Aspergillus fumigatus and Candida auris are two fungal pathogens that are already a problem for health care facilities. The incidence of fungal infections rose during the pandemic. Climate change will probably also exacerbate the problem, as fungi spread into new areas with changing conditions.
"From COVID-19 to climate change, global crises are turning fungi against humans," said Dr. Haileyesus Getahun, the WHO Director of Antimicrobial Resistance (AMR) Global Coordination.
Right now, there are four classes of antifungal drugs, and only a few new ones are in testing.
Diagnostic tools for fungal diseases are also limited and not widely available. More work and research attention will be needed to protect people, especially those who are already dealing with conditions like HIV or transplants that compromise the immune system.

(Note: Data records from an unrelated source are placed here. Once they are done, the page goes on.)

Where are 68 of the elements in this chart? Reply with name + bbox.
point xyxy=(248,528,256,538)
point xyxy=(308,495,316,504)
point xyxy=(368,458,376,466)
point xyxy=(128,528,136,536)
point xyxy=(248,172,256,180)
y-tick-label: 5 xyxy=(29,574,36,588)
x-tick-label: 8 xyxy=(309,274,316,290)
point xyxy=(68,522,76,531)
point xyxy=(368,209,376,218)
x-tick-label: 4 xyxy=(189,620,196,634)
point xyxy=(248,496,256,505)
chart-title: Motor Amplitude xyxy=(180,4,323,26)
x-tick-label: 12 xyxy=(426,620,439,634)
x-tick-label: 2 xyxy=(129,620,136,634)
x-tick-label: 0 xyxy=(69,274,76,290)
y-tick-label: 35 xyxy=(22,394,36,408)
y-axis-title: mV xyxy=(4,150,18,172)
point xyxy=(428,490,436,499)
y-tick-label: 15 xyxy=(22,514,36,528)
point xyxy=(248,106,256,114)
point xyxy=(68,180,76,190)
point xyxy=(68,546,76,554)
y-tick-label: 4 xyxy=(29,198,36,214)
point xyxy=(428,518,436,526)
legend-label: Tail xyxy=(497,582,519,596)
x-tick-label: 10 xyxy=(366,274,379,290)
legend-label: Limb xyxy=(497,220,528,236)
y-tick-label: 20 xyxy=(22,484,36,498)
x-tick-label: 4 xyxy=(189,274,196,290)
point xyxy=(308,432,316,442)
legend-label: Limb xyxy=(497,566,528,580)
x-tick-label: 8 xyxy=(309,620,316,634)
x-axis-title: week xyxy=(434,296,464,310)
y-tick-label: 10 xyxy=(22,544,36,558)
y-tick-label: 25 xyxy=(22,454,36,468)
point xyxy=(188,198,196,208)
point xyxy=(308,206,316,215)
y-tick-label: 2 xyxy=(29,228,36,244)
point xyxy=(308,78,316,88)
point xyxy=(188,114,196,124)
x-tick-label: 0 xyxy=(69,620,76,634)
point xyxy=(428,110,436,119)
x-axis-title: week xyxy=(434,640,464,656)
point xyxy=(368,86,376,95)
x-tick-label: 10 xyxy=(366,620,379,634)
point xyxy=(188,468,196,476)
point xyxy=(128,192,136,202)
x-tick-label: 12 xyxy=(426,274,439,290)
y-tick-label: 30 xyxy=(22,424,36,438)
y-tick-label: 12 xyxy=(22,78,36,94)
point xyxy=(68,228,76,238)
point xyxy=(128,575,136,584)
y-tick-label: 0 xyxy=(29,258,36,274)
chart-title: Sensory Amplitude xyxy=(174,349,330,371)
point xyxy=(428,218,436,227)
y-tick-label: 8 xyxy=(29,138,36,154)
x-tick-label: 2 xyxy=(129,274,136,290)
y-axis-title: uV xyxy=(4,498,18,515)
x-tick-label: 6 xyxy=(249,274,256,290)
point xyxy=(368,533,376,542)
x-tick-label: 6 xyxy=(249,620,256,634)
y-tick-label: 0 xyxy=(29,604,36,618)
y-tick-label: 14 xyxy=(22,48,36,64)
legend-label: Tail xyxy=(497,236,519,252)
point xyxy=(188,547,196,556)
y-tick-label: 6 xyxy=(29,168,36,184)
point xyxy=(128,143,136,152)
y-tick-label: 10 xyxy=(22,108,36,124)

"Emerging from the shadows of the bacterial antimicrobial resistance pandemic, invasive fungal diseases are growing ever more resistant to treatments, becoming an ever more pressing public health concern worldwide," noted Dr. Hanan Balkhy the WHO Assistant Director-General of AMR.
There are a number of fungi that WHO has singled out as being of "greatest concern," and they include the following organisms, which are notable because they cause illness in humans and are sometimes resistant to antifungal drugs.
Candida albicans and Aspergillus fumigatus are the most common fungal pathogens in the world.
"The ranking of the fungal pathogens was supported by a careful, systematic review of medical and scientific research. This was done by collating all relevant information from mortality risk to antifungal resistance," said contributing expert Professor Jan-Willem Alffenaar of the Sydney Institute for Infectious Diseases and School of Pharmacy.
The scientists noted that more research attention will be needed on these fungal pathogens so that reliable tests and effective treatments can be developed.